Q: What would you do?
A: I’d say, “Well we don’t typically sing songs at Halloween.” Then I’d try to invent a game instead. A great one is to have kids draw monsters to practice colors and numbers. A monster with five blue heads, for example, and three green arms.
At the same time, I was in a book club. It was a group of American women who had Spanish husbands and kids, and they were a lifeline because I finally got to speak in complex English sentences with adults. One of the women turned me on to another job.
Q: What was that job?
A: It was a program that gave a week of free English immersion classes to college students in Spain. So the students got to come to Granada, and they’d spend a week living in this monastery with full immersion.
I’d go every lunchtime and we’d get these three-course lunches, and my job was to make conversation in English during lunch.
All of the teachers were British and so when I would say “How are you?” to the students, they would reply with things like, “I’m knackered,” pronounced “ka-nack-red.” It took me forever to figure out what they were saying.
Q: What else did the job entail?
A: Every Friday night I would pick up the college students at the monastery and take them to the Alhambra. I was supposed to give a tour of Granada in English, and then we’d climb up this steep hill to the Alhambra and I’d walk them through the palace. Only official tours are allowed there, so I was told to make it look like I was just bringing a group of friends.
Q: Did someone teach you what to tell them?
A: I did very basic research and I passed on stories that I didn’t necessarily fact-check. For example, Granada was a stronghold of the Moors before the Spanish Inquisition. At one point we’d pass through an archway, and I said they’d hang the hands of thieves there. I’d heard that from a Spanish friend and had no idea if it was true.
Q: I guess maybe they didn’t know what you were saying anyway?
A: They didn’t speak much English and most were doing it for the free trip. But I do remember some of the really enthusiastic students. I’d always ask them what they did during the day. One girl worked in a lab as a research assistant and said, “I work with mouses.”
I said, “What do you do with the mouses?” and she made these chopping gestures.
I said, “Oh you decapitate them!” and she said, “Yes, and then I take out the brain.”
So she was able to learn the word “decapitate!”

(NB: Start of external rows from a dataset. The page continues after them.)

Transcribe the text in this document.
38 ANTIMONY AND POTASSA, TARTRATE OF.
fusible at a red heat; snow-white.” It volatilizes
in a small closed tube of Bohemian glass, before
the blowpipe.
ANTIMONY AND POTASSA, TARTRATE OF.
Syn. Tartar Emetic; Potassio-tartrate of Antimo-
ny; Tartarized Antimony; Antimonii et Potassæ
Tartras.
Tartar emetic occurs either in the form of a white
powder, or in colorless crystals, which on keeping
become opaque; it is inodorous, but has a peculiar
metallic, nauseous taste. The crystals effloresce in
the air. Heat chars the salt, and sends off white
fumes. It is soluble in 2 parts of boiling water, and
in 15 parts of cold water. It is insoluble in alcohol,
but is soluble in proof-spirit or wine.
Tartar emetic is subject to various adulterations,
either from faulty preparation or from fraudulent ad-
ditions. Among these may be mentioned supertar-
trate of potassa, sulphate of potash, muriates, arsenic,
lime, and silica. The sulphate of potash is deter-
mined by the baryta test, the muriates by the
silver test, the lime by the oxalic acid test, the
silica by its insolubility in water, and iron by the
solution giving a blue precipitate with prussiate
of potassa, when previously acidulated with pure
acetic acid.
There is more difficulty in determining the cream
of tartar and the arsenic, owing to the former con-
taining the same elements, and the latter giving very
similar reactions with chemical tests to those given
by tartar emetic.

Q: What were the tours like?
A: The program would give us these little picnic bags, so we’d eat our sandwiches at sunset and then go into the palace. I had to make sure the students scattered so it wouldn’t look like I was giving an illegal tour, but then they’d come up to me if they had questions.
Q: And what if you didn’t know the answers?

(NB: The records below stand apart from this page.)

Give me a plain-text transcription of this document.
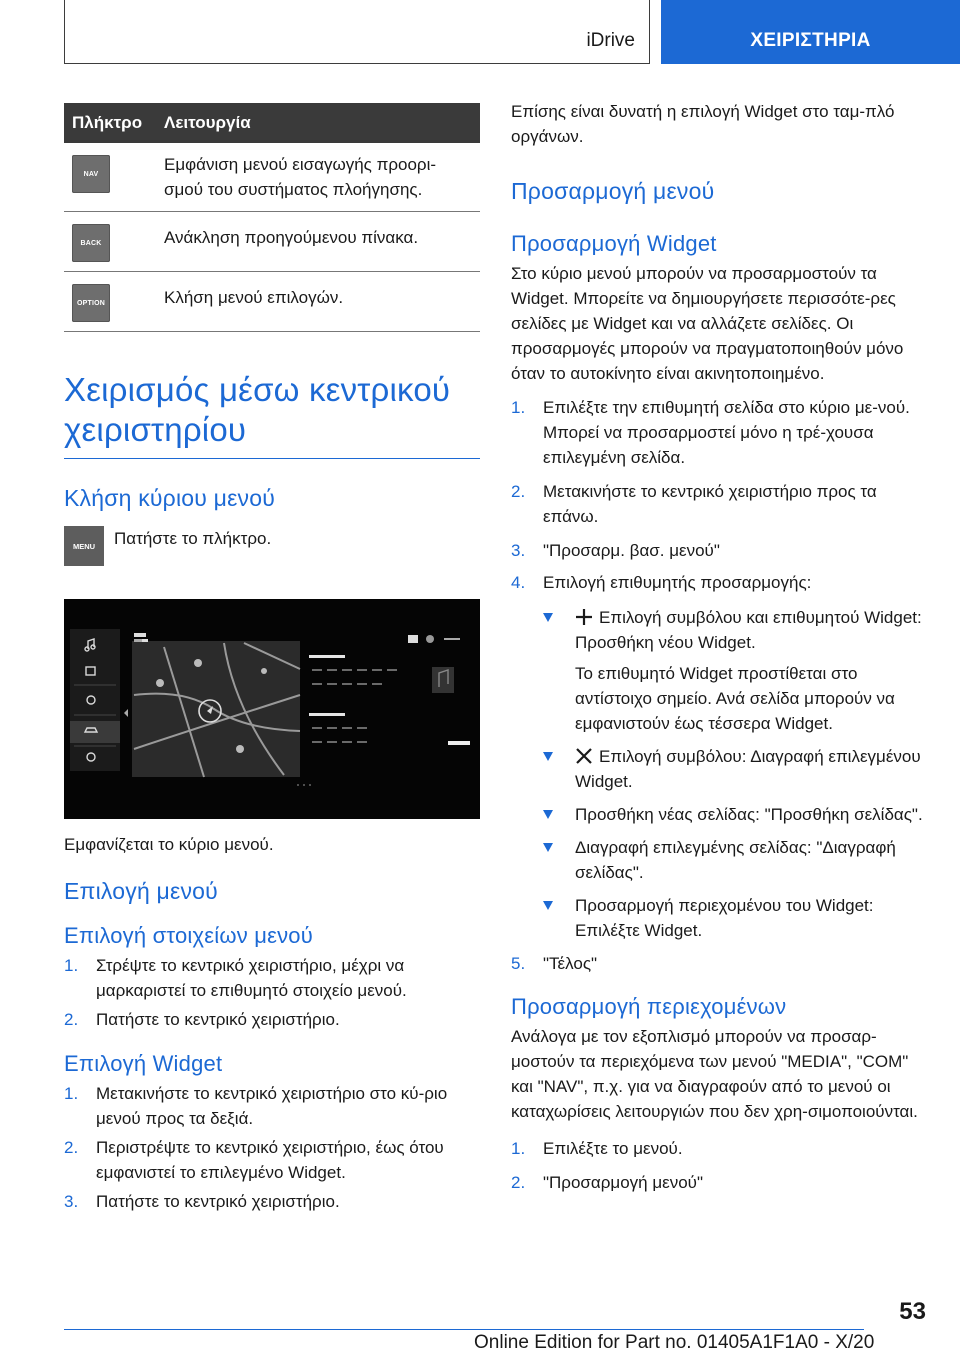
iDrive	ΧΕΙΡΙΣΤΗΡΙΑ
Πλήκτρο	Λειτουργία

NAV	Εμφάνιση μενού εισαγωγής προορι-σμού του συστήματος πλοήγησης.

BACK	Ανάκληση προηγούμενου πίνακα.

OPTION	Κλήση μενού επιλογών.
Χειρισμός μέσω κεντρικού χειριστηρίου
Κλήση κύριου μενού
MENU	Πατήστε το πλήκτρο.

Εμφανίζεται το κύριο μενού.

Επιλογή μενού
Επιλογή στοιχείων μενού
1. Στρέψτε το κεντρικό χειριστήριο, μέχρι να μαρκαριστεί το επιθυμητό στοιχείο μενού.
2. Πατήστε το κεντρικό χειριστήριο.
Επιλογή Widget
1. Μετακινήστε το κεντρικό χειριστήριο στο κύ-ριο μενού προς τα δεξιά.
2. Περιστρέψτε το κεντρικό χειριστήριο, έως ότου εμφανιστεί το επιλεγμένο Widget.
3. Πατήστε το κεντρικό χειριστήριο.

Επίσης είναι δυνατή η επιλογή Widget στο ταμ-πλό οργάνων.

Προσαρμογή μενού
Προσαρμογή Widget

Στο κύριο μενού μπορούν να προσαρμοστούν τα Widget. Μπορείτε να δημιουργήσετε περισσότε-ρες σελίδες με Widget και να αλλάζετε σελίδες. Οι προσαρμογές μπορούν να πραγματοποιηθούν μόνο όταν το αυτοκίνητο είναι ακινητοποιημένο.

1. Επιλέξτε την επιθυμητή σελίδα στο κύριο με-νού. Μπορεί να προσαρμοστεί μόνο η τρέ-χουσα επιλεγμένη σελίδα.
2. Μετακινήστε το κεντρικό χειριστήριο προς τα επάνω.
3. "Προσαρμ. βασ. μενού"
4. Επιλογή επιθυμητής προσαρμογής:
Επιλογή συμβόλου και επιθυμητού Widget: Προσθήκη νέου Widget.
Το επιθυμητό Widget προστίθεται στο αντίστοιχο σημείο. Ανά σελίδα μπορούν να εμφανιστούν έως τέσσερα Widget.
Επιλογή συμβόλου: Διαγραφή επιλεγμένου Widget.
Προσθήκη νέας σελίδας: "Προσθήκη σελίδας".
Διαγραφή επιλεγμένης σελίδας: "Διαγραφή σελίδας".
Προσαρμογή περιεχομένου του Widget: Επιλέξτε Widget.
5. "Τέλος"
Προσαρμογή περιεχομένων

Ανάλογα με τον εξοπλισμό μπορούν να προσαρ-μοστούν τα περιεχόμενα των μενού "MEDIA", "COM" και "NAV", π.χ. για να διαγραφούν από το μενού οι καταχωρίσεις λειτουργιών που δεν χρη-σιμοποιούνται.

1. Επιλέξτε το μενού.
2. "Προσαρμογή μενού"
53
Online Edition for Part no. 01405A1F1A0 - X/20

A: Sometimes I made up answers. There was one room where the ceiling looks like honeycomb. It’s this stunning, intricate ceiling, and the name of the room kind of looked like the word for “bee” in Spanish. So I’d tell the students, “This is ‘the bee room.’”
Later I found out that the King had invited a family into that room and slaughtered them there. So the room was actually named for that family.
Q: Yikes.
A: Yeah.
Another story I liked was about the Fountain of the Lions, one of the main attractions at the Alhambra. I would tell the students how the Moors were known as ingenious engineers. They created all of these irrigation systems in the desert and a silk industry in the mountains after they were pushed out by the Christians. Anyway, at the fountain, every hour, water would spurt out of one of the lion’s mouths. So it had been this amazing elaborate clock before the Christians came. Then, the Christians took it apart and couldn’t figure out how to put it together again.
Q: Is that true?
A: I’m not sure, but I know the fountain doesn’t work and apparently it used to.
Q: Why did you stop doing this job?
A: When I wasn’t working as a tour guide, I’d work on farms. And one summer in Galicia we had to plant something like 15,000 beans. The only audiobook I had on my iPod was Tina Fey’s memoir Bossypants, so I just listened to that over and over while planting beans. Eventually, I thought to myself, “I should go to grad school.”